Why this site exists

manifesto

evidence-synthesis

Cochrane and GRADE have been grading clinical evidence for decades. That toolkit hasn’t been imported into the conversation about clinical AI in any organized way. This is my attempt.

Author

Paulina Del Mundo

Published

May 14, 2026

Most writing about clinical AI right now talks about it the way physicians talk about a new drug at a sponsored dinner: lots of mechanism, a few cherry-picked endpoints, and very little discussion of what the evidence base would have to look like to actually trust it in clinic on Monday.

That’s a strange way to talk about clinical AI, because we already know how to talk about clinical evidence.

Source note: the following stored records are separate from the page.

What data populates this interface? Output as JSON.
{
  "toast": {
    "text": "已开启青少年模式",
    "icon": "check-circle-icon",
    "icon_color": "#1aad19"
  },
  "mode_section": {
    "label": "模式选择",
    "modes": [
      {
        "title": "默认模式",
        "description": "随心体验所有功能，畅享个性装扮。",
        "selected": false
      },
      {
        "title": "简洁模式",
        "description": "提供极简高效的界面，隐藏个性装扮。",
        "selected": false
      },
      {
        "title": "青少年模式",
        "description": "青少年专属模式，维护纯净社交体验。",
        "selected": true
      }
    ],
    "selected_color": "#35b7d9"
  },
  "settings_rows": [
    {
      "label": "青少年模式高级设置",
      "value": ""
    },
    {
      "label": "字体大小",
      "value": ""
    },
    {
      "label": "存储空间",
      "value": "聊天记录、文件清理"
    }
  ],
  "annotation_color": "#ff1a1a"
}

Cochrane and GRADE have been doing it for decades. PRISMA tells you how to report a synthesis. ROBINS-I extends risk-of-bias grading to non-randomized studies. PROBAST and TRIPOD-AI tell you how to read prediction models. None of these tools are new. They just haven’t been imported into the conversation about clinical AI in any organized way.

This site is my attempt to do that. I’m a physician with an MPH in epidemiology and biostatistics from Johns Hopkins. I spent a chunk of my training doing systematic reviews — including one that shaped Wilms tumor chemotherapy guidelines for the Philippines. I now work as a clinical data scientist with EHR, claims, and SDoH data at scale. Evidence synthesis is the lens I already use to read studies. I want to apply it, in public, to clinical AI.

What I plan to write

Study teardowns. A new clinical AI paper comes out — I read it three ways. With the trial-evaluation toolkit (GRADE, RoB 2). With the prediction-model toolkit (PROBAST, TRIPOD-AI). With the implementation toolkit (decision-curve analysis, calibration, cost-effectiveness). The question isn’t “is the model good.” The question is “what claim does this evidence actually support.”
Framework drafts. Cochrane RoB 2 was built for randomized trials. ROBINS-I extended risk-of-bias grading to observational studies. What does an equivalent tool look like for what an LLM “read” during training? I’m going to publish v0.1s and let the rough edges show, then revise in public.
Case-study companions. Each of the project notebooks on this site already has the analytic detail. What’s missing is the narrative — methods choices, what I’d do differently, what the analysis can and can’t claim. I’ll write those next to the code.

Who this is for

If you read clinical AI papers and find yourself wishing someone would just grade the evidence, you’re the reader I’m writing for. That includes clinicians evaluating AI vendor pitches, the PMs and operators on the other side of those pitches, MPH and med students learning evidence synthesis for the first time, and the policy and journalism people who have to translate clinical AI into something coherent for a non-specialist audience.